The Information also reports that Uber and ServiceNow exhausted their annual Anthropic tool budgets in the first few months of 2026; ServiceNow likewise began tracking daily employee usage to curb and control costs; venture capital firms are setting AI usage limits for employees as daily Token fees can easily reach thousands of dollars.

Against this backdrop, rumors of OpenAI’s price cuts carry deeper significance.

According to the Wall Street Journal, OpenAI is considering a steep reduction in the Token fees charged to users, partially to "get ahead" of Anthropic making similar moves.

OpenAI CEO Sam Altman recently publicly acknowledged that AI usage costs have become "a huge problem" and said the company will "help people get more value for less spending".

The timing of this statement is quite delicate—OpenAI secretly filed for an IPO this week, and Anthropic is similarly in the countdown to listing. Lower prices help win over enterprise customers but will directly erode both companies’ profit margins, and both are currently losing tens of billions of dollars due to the massive computing power required for AI systems.

Token Index Drops: What is the Market Repricing?

The capital market has already felt the chill.

Silicon Data’s LLM Token Spending Index has dropped for seven consecutive trading days as of June 11, marking the longest decline since January, with losses recorded in 11 out of the past 12 days.

This index measures the average payment per 1 million Tokens across the market, and since December last year, it more than doubled and kept rising until May 2026, when it suddenly turned south.

US macro strategist Andreas Steno Larsen called this chart "the most important chart in the market right now", warning that if Token pricing continues to weaken, the trading logic linking memory, broader hardware, and data centers may come to an end in this cycle.

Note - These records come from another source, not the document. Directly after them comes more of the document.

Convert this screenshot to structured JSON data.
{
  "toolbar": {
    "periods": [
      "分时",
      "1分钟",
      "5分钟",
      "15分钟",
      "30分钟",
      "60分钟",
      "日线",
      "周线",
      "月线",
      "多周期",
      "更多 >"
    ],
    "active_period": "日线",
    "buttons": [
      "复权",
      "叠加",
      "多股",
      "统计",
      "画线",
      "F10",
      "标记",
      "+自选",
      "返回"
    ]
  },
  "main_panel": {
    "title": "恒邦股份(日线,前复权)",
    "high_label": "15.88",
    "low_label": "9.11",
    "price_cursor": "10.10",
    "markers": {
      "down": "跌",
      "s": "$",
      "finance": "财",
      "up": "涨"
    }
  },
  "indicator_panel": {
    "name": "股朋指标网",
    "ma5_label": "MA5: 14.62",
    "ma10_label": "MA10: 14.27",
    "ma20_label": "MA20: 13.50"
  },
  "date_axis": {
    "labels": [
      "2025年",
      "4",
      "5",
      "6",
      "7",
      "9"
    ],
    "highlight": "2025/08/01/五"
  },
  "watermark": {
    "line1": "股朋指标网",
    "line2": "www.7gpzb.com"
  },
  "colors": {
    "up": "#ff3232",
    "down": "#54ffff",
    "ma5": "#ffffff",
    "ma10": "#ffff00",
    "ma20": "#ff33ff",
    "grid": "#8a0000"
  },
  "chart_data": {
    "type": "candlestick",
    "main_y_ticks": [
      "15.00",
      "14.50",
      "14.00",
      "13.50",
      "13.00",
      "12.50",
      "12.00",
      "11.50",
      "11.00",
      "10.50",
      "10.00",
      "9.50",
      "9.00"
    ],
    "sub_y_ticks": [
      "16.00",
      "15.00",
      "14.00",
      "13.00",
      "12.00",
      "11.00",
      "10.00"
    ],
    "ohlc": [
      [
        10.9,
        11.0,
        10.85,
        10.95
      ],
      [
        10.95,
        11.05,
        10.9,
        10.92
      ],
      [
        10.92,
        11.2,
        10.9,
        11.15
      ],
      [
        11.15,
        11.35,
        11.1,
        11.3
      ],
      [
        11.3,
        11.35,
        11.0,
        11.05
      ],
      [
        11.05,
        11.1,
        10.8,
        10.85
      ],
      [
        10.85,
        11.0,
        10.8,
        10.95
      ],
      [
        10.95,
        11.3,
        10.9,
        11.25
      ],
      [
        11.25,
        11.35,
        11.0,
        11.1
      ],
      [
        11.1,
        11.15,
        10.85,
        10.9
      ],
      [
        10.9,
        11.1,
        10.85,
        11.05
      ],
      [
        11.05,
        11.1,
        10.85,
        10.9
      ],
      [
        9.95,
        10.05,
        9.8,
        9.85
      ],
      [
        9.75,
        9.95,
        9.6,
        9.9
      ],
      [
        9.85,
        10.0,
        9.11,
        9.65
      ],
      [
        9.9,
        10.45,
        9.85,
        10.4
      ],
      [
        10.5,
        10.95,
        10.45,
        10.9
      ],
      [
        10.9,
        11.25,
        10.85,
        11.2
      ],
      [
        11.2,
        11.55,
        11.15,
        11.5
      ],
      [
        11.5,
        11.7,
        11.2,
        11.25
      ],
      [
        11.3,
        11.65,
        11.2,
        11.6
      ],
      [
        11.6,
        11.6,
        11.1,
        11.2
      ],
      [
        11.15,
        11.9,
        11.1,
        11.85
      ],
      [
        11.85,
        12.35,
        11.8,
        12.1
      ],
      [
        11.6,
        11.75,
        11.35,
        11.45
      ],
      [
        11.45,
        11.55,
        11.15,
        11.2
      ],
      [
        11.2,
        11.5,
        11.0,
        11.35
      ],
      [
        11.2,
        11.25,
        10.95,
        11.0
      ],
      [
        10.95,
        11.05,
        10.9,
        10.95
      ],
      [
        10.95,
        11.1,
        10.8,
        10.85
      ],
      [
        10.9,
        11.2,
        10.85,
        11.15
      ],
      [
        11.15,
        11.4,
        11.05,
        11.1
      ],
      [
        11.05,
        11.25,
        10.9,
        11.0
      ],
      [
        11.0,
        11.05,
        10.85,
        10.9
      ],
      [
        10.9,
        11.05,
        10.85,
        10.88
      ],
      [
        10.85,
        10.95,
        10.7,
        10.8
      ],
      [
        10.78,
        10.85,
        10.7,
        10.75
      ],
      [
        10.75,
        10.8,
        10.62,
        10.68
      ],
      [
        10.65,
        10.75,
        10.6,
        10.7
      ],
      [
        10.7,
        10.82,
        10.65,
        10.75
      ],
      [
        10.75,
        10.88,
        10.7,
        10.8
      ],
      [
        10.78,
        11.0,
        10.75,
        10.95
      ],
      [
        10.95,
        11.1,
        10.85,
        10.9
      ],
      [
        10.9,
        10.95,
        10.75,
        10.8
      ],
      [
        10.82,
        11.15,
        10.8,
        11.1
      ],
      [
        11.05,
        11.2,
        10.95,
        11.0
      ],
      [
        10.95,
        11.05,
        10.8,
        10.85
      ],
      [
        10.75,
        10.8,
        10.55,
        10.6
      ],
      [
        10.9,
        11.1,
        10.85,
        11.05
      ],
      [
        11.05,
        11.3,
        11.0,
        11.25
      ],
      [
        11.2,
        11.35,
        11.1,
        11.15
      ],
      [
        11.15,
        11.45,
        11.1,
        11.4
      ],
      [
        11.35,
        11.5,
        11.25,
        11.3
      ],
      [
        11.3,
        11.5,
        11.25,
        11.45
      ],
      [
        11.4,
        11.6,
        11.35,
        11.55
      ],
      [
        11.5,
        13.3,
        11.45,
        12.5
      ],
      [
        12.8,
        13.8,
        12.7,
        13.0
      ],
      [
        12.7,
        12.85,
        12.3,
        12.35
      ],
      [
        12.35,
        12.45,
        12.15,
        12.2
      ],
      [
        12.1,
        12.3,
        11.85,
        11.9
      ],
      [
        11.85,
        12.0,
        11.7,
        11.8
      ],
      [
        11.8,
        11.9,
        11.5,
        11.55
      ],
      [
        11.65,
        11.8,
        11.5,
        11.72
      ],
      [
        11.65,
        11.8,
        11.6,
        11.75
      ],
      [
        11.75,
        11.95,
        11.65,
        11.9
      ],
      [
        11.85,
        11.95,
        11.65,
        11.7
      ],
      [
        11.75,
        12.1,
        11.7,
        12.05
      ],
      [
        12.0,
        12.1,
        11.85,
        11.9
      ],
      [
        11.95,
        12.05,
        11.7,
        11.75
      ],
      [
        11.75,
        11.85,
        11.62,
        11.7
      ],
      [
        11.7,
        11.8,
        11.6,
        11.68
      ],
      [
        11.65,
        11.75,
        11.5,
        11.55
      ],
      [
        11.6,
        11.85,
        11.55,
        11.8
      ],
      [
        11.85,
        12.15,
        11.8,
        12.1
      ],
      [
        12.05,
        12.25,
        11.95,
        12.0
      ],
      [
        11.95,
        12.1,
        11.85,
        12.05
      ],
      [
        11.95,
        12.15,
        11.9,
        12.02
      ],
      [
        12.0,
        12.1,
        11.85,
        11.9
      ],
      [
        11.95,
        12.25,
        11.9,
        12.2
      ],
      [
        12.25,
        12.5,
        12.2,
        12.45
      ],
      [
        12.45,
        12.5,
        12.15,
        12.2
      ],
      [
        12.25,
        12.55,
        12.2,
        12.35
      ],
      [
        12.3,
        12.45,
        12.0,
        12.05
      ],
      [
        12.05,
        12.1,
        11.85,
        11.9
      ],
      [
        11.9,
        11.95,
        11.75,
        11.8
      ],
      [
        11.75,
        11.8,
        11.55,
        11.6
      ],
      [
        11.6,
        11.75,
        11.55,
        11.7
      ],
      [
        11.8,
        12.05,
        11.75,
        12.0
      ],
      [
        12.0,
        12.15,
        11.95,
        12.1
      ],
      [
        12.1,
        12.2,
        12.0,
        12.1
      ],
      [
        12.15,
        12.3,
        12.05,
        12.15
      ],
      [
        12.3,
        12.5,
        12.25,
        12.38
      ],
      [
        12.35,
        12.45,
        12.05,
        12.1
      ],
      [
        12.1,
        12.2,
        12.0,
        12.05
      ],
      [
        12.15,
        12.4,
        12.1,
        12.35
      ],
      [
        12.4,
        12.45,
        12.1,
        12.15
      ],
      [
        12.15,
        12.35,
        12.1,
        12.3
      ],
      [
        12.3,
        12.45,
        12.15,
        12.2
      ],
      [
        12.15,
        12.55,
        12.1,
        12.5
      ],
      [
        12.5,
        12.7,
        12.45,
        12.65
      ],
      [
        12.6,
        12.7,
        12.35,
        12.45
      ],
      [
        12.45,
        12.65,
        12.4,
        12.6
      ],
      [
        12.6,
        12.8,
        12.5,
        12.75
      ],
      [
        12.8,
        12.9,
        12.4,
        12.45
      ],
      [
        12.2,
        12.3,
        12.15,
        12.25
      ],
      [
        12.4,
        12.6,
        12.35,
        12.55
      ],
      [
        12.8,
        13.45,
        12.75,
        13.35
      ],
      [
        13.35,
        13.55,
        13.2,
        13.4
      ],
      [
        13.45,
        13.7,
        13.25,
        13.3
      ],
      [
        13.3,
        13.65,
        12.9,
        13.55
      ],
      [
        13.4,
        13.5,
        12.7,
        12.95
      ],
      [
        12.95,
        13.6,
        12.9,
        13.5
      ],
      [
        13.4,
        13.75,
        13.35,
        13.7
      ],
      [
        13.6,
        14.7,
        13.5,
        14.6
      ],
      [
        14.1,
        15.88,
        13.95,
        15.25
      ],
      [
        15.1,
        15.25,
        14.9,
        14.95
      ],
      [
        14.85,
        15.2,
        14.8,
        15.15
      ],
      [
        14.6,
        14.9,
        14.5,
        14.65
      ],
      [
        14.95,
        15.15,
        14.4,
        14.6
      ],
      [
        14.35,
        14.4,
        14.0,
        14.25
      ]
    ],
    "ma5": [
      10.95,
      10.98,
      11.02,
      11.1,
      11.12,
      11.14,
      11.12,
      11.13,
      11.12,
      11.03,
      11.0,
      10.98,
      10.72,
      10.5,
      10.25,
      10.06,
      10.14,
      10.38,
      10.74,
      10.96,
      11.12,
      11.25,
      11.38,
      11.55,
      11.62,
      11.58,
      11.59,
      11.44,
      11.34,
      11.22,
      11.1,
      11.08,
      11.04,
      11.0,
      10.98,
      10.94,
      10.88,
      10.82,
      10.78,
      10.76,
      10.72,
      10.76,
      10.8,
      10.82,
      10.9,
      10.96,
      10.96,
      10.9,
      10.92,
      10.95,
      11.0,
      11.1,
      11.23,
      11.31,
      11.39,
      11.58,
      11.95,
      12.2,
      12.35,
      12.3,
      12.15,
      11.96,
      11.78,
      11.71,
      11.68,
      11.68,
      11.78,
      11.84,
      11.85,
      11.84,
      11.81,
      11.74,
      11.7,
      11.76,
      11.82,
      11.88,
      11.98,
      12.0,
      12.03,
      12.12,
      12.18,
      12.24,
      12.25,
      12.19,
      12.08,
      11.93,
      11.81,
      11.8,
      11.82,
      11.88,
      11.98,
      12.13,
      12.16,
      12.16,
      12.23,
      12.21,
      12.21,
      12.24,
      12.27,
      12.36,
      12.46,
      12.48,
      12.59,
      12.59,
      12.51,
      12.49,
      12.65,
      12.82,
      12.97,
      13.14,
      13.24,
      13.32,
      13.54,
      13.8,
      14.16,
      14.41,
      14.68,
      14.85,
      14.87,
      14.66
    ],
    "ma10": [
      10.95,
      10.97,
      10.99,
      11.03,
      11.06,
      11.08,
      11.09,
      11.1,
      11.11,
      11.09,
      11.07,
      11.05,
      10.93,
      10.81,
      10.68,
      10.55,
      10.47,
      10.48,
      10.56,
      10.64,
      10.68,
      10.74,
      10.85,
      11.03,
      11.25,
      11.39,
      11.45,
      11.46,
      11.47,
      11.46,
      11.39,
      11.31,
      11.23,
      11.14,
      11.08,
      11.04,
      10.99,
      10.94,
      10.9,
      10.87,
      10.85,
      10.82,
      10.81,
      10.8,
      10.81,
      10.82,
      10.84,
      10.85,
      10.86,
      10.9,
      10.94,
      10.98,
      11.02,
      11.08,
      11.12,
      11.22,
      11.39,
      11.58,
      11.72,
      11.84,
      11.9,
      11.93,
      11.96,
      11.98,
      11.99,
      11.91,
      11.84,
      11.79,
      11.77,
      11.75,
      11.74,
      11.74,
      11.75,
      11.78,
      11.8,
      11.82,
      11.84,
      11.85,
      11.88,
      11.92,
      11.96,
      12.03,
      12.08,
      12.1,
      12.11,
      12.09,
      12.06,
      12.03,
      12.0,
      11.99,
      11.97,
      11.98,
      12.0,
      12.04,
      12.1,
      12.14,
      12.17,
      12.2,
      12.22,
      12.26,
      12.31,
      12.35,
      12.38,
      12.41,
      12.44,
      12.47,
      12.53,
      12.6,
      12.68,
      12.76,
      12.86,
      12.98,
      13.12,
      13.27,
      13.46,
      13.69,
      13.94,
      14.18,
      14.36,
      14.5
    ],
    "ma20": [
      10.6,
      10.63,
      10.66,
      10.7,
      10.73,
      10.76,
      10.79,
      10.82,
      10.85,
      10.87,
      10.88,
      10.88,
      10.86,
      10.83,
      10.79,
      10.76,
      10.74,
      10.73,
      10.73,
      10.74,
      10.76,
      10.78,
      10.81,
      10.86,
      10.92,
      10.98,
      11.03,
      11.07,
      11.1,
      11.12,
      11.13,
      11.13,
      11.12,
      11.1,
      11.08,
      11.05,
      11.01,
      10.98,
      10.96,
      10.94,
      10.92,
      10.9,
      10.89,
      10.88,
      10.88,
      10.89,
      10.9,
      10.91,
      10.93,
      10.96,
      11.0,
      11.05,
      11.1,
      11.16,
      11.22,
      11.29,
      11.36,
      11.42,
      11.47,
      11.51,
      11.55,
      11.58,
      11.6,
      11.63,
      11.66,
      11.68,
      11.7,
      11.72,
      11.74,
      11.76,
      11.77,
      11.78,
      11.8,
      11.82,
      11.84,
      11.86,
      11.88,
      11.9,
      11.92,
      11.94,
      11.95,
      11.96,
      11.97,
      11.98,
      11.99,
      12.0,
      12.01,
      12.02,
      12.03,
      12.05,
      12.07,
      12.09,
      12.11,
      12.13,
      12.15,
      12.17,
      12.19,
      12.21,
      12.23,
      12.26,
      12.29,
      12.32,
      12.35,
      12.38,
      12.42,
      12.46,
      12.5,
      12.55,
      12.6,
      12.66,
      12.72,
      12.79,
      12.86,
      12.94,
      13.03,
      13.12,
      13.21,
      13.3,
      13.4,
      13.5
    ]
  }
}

Wall Street sees this differently. JP Morgan describes the current trend as "the smallest speed bump"; Citadel points out that the core constraint for AI deployment has shifted from "model with strongest capability" to "cost and scarcity", and users are quickly migrating to cheaper models.

Behind this divergence lies a more fundamental valuation question: Is the drop in Token consumption a sign of peaking AI demand, or is it simply the result of users rationally choosing cheaper models? The answer will directly impact the capital spending outlook and valuation logic for Nvidia, cloud providers, and the entire AI hardware chain.

Turning Point for the Commercialization Narrative

From a macro perspective, Meta’s tightening of AI usage reflects a deep rift in the commercialization narrative of generative AI.

Over the past three years, the AI industry has gone from subsidizing users, hiding costs in monthly subscriptions, to triggering an enterprise billing crisis based on Token pricing. Now, as the narrative of "the more Token consumption the better" comes to an end, the industry faces not just a pricing decision, but a more fundamental proposition of remodeling its business model.

Meta invested as much as $145 billion in annual capital expenditure, partly for expanding AI infrastructure, including data centers, AI chips, and talent recruitment. Meanwhile, the company is under pressure from investors to generate visible returns from its massive AI investments—Meta has launched paid subscription tiers on Facebook, Instagram, and WhatsApp, and plans to charge businesses using its AI commercial agents.

However, if even Meta’s own internal AI usage costs are unsustainable, the profitability prospect for its enterprise AI agent business will also be called into question. For the entire industry, what the next commercialization story will be remains unresolved.